With the initial almost-two-mile “headstart” my last day was the shortest (you ALWAYS want it to be): 8 miles. The first 3 miles were all in hardwood bottomlands where there had been some controlled burns. There were numerous fallen trees and the ground had a deep layer of dried leaves. The upshot: There were a number of places where there was no visible trail and no immediately-visible trail markers. (Some, no doubt, were on fallen trees.) That meant a widening search to try to spot a marker. Fortunately, I eventually did in every case although in none of them did I find a visible trail; I had to rely strictly on spotting a marker. That stretch culminated with the most-difficult creek crossing at Little Creek. After that it was generally smooth sailing.

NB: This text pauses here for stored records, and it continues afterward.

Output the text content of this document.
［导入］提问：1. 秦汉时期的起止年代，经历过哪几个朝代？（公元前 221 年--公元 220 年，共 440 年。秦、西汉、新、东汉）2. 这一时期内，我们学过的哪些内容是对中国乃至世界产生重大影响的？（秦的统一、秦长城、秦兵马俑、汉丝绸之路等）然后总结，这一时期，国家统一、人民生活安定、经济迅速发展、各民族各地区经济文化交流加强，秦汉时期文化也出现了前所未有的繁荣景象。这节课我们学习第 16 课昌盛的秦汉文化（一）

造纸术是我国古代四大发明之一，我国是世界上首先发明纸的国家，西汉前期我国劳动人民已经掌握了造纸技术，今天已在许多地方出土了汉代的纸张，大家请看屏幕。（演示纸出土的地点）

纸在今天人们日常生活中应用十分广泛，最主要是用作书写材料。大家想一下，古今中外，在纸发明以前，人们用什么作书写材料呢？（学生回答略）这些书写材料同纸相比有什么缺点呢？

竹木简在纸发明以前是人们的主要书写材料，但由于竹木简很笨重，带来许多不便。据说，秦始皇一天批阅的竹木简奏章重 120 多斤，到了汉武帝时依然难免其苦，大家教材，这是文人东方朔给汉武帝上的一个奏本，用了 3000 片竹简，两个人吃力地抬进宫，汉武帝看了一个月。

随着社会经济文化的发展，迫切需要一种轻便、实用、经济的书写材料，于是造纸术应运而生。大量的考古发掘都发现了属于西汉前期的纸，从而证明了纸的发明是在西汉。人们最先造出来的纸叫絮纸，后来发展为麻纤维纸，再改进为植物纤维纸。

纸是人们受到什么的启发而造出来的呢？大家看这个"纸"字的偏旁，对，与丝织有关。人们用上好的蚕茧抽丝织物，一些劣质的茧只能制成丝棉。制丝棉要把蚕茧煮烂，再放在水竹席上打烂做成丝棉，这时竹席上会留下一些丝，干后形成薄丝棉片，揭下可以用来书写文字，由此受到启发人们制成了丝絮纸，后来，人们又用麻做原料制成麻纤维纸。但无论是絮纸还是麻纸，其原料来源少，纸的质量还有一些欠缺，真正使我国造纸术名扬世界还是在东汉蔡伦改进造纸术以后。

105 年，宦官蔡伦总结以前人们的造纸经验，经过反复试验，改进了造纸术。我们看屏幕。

I arrived at the Sam Rayburn Trailhead at about 12:30 on Saturday, about 2-1/2 hours earlier than my initial target, which had some contingencies built in. I was met there by two cousins who then drove me to the Toledo Bend campground where I began the hike. There was one RV in the campground on Wednesday when I arrived. Shortly after they had driven away in their car, leaving their RV, soon after which I started up the trail. On Friday night Wanda got a call from the Sabine County Sheriff’s Dept. They asked if she knew me and if she knew where I was. Those campers had seen me arrive on Wednesday and hadn’t seen me at all as of Friday afternoon, so they called the Sheriff’s Dept. Wanda told them I had called her earlier saying that I was camped eight miles from the end of the trail and was just fine. She said she told them, “He’s old, but he knows what he’s doing.” I guess they tracked her down based on my license plate number.
A confession: I might say this was more work than fun. It was a challenge. Twenty-eight miles is a ways to go with 40 pounds (give or take) on your back. There were times when I asked, “Why in the world am I doing this . . . on purpose?” There is no simple answer to the question, and I guess I probably couldn’t come up with a suitable or satisfactory one if I tried. I probably won’t do another solo trek (or at least one of this distance). There were a number of times on creek crossings when I thought, “Oops, I could have easily twisted an ankle there.” (And, I don’t Wanda to worry if she’s going to get a call from some Sheriff’s Dept.) But, it’s done, I’m glad I did it, I’m not that sore, and I don’t have any noticeable injuries. There’s nothing heroic about it, just a way to test yourself a bit in an environment that you love.